Alec quotes Nietzsche’s famous phrase about gazing into the abyss from one of Nietzsche’s best works, Beyond Good and Evil.

William Shakespeare. The Bard needs no introduction; he was an English poet, playwright and actor, and is widely regarded as both the greatest writer in the English language and the world’s pre-eminent dramatist.

Shakespeare gets a lot of play (no pun intended, really) in Five Fathoms Beneath. The title derives from Shakespeare’s play, The Tempest; the idea of Alec being “full fathom five” comes up several times throughout the story. Alec uses a bawdy line from Much Ado About Nothing to flirt with his wife Venna; he later uses Shakespeare’s idea about our remedies lying in ourselves from All’s Well That Ends Well when he talks to Brose about fate and our ability, or lack thereof, in dealing with it.

Brose (who bears some resemblance in traits to the Danish Prince) quotes Shakespeare’s most famous line from Hamlet — to be or not to be — when he is contemplating taking his life. Alec also borrows from Hamlet in describing his world as encompassing more than is dreamt of in heaven and philosophy.

Brose notes that while the heavens blaze to announce the death of princes, the night his father died a full lunar eclipse occurred. (And yes, Western Australia did have a visible lunar eclipse the night of November 29, 1974.) This is a reference to a famous line in Julius Caesar.

Charles Schulz. Schulz was an American cartoonist best known for the comic strip Peanuts (which featured the characters Charlie Brown and Snoopy, among others).

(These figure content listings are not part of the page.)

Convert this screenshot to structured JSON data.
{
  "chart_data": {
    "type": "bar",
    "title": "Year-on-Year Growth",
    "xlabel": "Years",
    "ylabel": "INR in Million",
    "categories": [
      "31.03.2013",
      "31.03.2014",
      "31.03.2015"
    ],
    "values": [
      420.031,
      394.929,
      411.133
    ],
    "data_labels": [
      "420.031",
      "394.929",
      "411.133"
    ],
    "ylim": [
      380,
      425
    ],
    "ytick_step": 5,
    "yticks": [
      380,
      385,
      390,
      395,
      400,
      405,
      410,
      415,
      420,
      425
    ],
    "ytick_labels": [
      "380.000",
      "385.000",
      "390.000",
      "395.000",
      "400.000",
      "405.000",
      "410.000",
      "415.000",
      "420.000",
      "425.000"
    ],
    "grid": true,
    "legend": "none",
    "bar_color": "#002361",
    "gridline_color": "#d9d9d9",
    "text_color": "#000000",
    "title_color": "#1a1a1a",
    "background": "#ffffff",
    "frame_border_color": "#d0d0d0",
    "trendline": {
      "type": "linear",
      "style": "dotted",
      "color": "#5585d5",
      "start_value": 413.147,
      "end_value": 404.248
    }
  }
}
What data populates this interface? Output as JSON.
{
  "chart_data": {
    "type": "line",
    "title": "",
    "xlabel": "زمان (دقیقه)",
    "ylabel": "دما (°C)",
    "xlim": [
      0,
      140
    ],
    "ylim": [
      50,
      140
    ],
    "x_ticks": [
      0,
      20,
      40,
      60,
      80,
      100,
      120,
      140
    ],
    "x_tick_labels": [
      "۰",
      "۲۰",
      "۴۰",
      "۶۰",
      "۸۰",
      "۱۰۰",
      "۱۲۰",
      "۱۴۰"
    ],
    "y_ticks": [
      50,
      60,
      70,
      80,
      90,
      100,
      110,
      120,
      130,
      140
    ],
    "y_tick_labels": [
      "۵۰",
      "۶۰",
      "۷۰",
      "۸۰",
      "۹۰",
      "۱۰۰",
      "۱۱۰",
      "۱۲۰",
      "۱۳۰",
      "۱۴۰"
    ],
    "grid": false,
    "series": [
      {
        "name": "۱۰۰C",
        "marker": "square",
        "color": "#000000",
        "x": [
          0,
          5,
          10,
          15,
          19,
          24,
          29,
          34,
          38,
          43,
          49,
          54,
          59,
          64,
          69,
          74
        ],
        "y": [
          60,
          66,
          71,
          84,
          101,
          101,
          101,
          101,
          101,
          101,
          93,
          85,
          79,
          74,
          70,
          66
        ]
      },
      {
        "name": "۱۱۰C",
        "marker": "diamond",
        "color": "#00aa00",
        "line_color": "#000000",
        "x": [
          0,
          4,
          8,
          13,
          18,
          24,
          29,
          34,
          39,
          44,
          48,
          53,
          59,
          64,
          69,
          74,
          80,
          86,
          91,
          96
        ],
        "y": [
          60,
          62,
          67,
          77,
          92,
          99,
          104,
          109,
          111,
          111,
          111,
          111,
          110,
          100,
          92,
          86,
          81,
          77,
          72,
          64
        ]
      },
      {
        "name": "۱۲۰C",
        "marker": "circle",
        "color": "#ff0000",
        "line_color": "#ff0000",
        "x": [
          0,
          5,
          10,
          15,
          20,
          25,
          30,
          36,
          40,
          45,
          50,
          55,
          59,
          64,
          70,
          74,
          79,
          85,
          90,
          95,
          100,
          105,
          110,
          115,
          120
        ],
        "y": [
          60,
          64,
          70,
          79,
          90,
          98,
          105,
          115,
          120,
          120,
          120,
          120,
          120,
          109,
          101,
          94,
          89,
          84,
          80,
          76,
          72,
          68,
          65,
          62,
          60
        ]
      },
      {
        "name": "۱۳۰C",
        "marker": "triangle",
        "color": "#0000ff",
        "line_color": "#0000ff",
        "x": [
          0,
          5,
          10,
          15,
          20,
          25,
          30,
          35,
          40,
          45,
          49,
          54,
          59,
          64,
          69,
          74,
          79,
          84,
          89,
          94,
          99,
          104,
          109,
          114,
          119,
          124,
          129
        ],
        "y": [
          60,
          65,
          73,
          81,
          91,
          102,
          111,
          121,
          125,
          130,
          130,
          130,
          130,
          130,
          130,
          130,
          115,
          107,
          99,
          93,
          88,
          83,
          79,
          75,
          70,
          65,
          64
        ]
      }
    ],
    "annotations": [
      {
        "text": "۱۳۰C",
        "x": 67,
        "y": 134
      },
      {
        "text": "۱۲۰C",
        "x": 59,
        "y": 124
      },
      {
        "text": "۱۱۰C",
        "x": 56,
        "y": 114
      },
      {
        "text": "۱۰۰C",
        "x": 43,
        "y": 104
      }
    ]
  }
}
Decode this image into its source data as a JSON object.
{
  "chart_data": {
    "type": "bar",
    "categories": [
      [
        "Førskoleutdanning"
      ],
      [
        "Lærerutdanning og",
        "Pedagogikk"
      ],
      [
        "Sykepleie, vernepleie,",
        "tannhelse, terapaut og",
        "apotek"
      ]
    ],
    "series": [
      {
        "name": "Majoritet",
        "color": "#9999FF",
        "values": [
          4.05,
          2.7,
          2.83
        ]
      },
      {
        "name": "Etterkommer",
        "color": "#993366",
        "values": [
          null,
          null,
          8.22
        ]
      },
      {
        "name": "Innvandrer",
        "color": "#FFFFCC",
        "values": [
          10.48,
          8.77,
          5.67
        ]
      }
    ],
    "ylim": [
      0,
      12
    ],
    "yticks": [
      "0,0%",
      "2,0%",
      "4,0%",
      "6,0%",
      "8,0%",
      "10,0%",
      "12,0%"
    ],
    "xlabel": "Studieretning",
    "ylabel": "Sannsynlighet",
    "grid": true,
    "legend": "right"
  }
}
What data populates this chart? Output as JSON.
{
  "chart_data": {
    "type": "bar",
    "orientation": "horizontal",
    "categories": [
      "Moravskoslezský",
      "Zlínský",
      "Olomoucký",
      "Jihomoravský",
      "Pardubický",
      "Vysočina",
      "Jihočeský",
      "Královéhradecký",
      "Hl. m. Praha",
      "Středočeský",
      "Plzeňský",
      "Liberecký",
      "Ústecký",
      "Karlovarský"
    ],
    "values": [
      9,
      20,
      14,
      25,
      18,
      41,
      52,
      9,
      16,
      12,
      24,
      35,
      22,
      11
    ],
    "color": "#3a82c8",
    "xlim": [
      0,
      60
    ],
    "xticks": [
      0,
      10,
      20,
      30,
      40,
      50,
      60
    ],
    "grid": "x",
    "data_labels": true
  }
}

Jokingly noting he “never writes his own material,” Alec quotes from this famous comic, used under fair use for purpose of commentary.

Percy Shelley. Shelley was one of the major English Romantic poets, and is regarded by some as among the finer lyric and philosophical poets in the English language, and one of the more influential. Like too many of the Romantic poets, Shelley died very young.

Alec quotes Shelley several times in Five Fathoms Beneath. Alec uses Shelley in describing his agonizing depression, stating he felt like the scorpion stung by his own rage, a reference to Shelley’s “A Revolt of Islam.” (You can read the whole thing here.) On the romantic end of the spectrum, Alec also uses Shelley to flirt with his wife, quoting Shelley’s famous poem, “Love’s Philosophy.” Finally, even Brose quotes Shelley for Helen, stating her eyes remind him of overhanging heaven, a reference to Shelley’s poem, “Epipsychidion.”

William Butler Yeats. Yeats was an Irish poet and one of the foremost figures of 20th-century literature; he won the 1923 Nobel Prize in Literature. At different points in the novel, both Brose and Alec quote part of Yeats’ poem, The Indian to His Love. You can read the whole poem here.